1.c.) Russian Foreign Minister Sergey Lavrov has been understandably active lately. Yesterday, while addressing the UN Human Rights Council (remotely) — an address during which virtually all attendees left — he claimed Ukrainian human rights violations against Russians in Ukraine as justification for Russia’s invasion and denounced the shipment of weapons to Ukraine by the West. This happened about an hour after most attendees left his speech at the UN Disarmament Conference, during which he claimed that Ukraine was attempting to acquire nuclear weapons. “Ukraine still possesses Soviet nuclear technologies and the means to deliver such weapons, and we cannot fail to respond to this real danger,” he said, reading from some papers and looking into the camera. Further, he can assure us that Russia is a responsible member of the international community, “committed to its obligations regarding non-proliferation…” Russia, he says, is taking all measures necessary to keep Ukraine from acquiring nuclear weapons. Today, Lavrov reminded everyone that a Third World War would involve nuclear weapons and that it would be destructive, both sentiments considered by this analyst as being candidates for Understatements of the Year. The repeated talk and spectre of nuclear arms is a traditional go-to of Russian foreign policy, because Russia knows that it gets attention. Rightfully so. While yes, a confrontation between NATO and Russia may well devolve into the lobbing of large missiles containing multiple independent reentry vehicles (MIRVs), this is possibly just another reminder by Russia for the West to stay out of Ukraine, especially with the recent talk in the media regarding Zelenskyy’s request for a “no-fly zone.” Western leaders should, without question, be diligent and take the necessary precautions, but the situation isn’t to the point of grave concern.
2.) UA Commander-in-Chief Lieutenant General Valerii Zaluzhnyi has stated that the Armed Forces of Ukraine have secured Makariv in the Kyiv Oblast, directly west of Kyiv. This further complicates RU’s attempts to fully encircle Kyiv, which seems to be running into significant problems. In other news, it’s being widely reported that Kherson has, indeed, fallen to Russian forces. One report suggested that it was handed over after negotiations between UA and RU officials in the city. I suspect, though, that it remains contested and that UA forces there are organized and being directed. I could be wrong, but I’m awaiting some more information regarding the city’s fate.

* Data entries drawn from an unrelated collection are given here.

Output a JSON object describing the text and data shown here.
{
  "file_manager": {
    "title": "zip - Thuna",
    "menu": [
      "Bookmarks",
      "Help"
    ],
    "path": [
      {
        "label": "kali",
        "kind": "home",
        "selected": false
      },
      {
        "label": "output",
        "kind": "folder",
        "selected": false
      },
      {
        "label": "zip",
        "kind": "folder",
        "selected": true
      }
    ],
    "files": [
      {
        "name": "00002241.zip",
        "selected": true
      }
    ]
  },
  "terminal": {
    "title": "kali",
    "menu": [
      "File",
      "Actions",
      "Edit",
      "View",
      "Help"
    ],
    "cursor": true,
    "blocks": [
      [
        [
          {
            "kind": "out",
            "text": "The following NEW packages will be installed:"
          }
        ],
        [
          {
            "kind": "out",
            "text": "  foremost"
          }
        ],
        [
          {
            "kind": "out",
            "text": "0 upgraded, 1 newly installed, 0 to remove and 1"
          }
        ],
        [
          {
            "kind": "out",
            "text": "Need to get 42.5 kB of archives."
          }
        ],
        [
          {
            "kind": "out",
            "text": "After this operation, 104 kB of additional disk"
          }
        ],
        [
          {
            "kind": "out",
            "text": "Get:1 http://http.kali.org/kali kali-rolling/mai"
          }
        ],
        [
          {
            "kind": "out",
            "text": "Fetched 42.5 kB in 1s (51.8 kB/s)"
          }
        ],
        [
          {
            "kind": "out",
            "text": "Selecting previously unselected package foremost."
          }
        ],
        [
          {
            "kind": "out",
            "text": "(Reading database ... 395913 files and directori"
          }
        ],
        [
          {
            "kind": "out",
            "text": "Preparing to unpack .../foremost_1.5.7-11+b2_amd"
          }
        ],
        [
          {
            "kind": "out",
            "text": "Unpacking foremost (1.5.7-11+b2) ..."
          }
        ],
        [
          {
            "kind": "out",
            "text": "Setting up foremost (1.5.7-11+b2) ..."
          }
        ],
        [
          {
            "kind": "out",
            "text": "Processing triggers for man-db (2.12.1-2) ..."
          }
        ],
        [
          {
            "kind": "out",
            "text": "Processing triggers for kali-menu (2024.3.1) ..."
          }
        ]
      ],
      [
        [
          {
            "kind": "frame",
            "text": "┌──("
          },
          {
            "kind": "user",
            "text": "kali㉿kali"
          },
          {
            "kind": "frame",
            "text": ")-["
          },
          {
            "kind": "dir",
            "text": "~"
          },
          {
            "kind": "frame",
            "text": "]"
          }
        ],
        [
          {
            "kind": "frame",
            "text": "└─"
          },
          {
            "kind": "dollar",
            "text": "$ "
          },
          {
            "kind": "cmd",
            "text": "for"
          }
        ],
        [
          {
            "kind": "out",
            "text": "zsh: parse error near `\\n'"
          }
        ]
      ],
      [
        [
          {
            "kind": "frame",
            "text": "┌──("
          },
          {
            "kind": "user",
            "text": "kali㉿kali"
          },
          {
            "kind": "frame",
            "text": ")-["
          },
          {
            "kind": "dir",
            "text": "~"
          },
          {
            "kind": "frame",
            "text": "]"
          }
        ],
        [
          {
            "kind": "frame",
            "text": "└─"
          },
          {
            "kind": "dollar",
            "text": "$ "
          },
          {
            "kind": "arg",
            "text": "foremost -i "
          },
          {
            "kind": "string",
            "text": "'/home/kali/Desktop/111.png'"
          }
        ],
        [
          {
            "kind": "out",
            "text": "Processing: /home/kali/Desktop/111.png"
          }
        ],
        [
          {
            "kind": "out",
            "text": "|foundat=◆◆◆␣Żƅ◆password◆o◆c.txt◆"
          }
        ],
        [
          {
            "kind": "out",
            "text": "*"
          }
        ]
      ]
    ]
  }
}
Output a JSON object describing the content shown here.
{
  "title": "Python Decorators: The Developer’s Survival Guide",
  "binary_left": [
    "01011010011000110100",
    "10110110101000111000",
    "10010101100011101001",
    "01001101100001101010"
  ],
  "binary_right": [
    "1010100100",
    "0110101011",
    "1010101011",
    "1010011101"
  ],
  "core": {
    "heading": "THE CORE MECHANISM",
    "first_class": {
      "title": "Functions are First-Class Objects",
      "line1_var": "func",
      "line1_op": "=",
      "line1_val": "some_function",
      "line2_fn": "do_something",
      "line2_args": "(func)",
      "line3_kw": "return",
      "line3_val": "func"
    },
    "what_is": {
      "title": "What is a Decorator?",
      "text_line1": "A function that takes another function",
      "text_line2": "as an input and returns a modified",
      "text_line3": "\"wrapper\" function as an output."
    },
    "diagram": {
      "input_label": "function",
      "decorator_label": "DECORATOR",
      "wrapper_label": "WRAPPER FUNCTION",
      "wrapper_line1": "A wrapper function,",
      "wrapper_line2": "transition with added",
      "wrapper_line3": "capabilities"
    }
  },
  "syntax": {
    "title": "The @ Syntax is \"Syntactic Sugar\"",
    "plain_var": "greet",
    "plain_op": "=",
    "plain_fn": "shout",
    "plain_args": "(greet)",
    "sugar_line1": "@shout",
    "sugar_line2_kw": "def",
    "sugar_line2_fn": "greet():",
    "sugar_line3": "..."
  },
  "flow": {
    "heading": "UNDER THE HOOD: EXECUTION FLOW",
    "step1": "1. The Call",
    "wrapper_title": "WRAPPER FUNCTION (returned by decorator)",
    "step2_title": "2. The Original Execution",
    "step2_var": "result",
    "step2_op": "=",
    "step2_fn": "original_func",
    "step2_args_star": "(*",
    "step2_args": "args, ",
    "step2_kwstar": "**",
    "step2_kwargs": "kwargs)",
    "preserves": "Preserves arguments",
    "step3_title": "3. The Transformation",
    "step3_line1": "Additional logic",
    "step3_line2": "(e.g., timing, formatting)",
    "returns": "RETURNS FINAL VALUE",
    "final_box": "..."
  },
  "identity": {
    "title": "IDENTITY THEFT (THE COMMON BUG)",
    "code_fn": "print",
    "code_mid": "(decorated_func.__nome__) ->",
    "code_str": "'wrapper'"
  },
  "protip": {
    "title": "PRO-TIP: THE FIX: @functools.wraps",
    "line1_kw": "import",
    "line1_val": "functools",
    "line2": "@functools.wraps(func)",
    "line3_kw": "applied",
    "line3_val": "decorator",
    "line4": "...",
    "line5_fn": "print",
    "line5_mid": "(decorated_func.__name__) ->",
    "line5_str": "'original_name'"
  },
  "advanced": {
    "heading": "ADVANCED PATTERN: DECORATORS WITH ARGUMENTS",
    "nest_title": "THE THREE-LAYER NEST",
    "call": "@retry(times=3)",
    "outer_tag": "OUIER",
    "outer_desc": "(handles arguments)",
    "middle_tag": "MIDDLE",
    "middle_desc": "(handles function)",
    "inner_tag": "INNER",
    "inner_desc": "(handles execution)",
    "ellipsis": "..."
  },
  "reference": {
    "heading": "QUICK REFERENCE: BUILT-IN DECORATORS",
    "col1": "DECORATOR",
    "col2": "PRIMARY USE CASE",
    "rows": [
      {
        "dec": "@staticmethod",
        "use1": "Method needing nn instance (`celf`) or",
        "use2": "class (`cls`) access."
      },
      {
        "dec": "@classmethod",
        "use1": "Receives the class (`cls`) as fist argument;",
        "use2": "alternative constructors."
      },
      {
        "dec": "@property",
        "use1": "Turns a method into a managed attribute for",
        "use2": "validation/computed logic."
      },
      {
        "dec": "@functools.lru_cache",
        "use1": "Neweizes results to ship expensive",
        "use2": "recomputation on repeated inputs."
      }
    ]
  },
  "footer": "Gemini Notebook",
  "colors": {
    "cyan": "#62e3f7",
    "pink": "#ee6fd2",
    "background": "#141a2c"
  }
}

3.) A document from Russian troops seems to indicate that the invasion of Ukraine was approved on 18 January, was scheduled to begin on 20 February, and that Russian forces were expected to seize the country by 06 March. An image of the document was posted along with an incident marker on the very informative and excellent liveuamap[.]com, and several other images of this document posted on some Twitter feeds. I’ve looked at them, and they do appear to have the veneer of legitimacy. I’d love to know where and how they were acquired from a document/media exploitation (DOMEX) and chain of custody perspective. They include what seem to be battle plans for a landing of the 177th Separate Regiment Marines with the intent of taking Melitopol. I cannot confirm the providence or veracity of this document, but given everything that’s been known about this conflict from well before it started, this seems plausible. I had picked on or about 20 February as the date which this would begin, though I’m no genius in that regard. What seems less plausible, in hindsight, is the two-week window Russia evidently gave itself to subdue Ukraine. Kharkiv was expected to fall in two days. Suffice it to say, very little has gone as Russia has planned. No plan survives contact with the enemy, as the saying goes.
4.) UA citizens, using trucks and, apparently, their actual bodies, were earlier reported as having blocked RU access to Energodar, a city on the Dnieper and which contains the Zaporizhzhia Nuclear Power Plant, the largest in Europe. This is another city that the Russians claimed to have captured several days ago, but which was later refuted. The amount of people and the barricading is pretty impressive based on the drone video I’ve seen. There appear to be multiple garbage trucks and a lot of sandbags. A recent video, however, allegedly shows RU forces firing on those civilians. Injuries are reported but not confirmed.
5.) Reporting today by Michael Weiss and Courtney Dobson, both with New Lines Magazine, suggest that the EU fighter jet subject has not definitively been solved one way or the other. It seems that Ukraine might have jumped the gun by stating that Polish MiG-29s would be transferred from Poland, with one report on the day of the announcement suggesting they could be there “within the hour.” Clearly, this was not the case. Ukrainian pilots are, evidently, in Poland working on paperwork for the possible transfer, but a Polish military official stated that “no decision at the political level has been made.” On a 01 March Facebook post, the Air Force Command of Ukraine stated that “if necessary…[the new UA MiG-29s would] be able to base themselves at Polish airports, from which Ukrainian pilots will perform combat tasks.” Regardless of whether or not these planes are transferred, I can say with a high degree of certainty that element will not be happening any time soon. UA planes sortieing from NATO territory to engage RU forces is a non-starter. This would absolutely switch Poland, and perhaps all of NATO, firmly inside the realm of co-combatants. Giving the weapons is one thing, albeit one thing the Russians do not like and protest heavily, but basing them there is another altogether.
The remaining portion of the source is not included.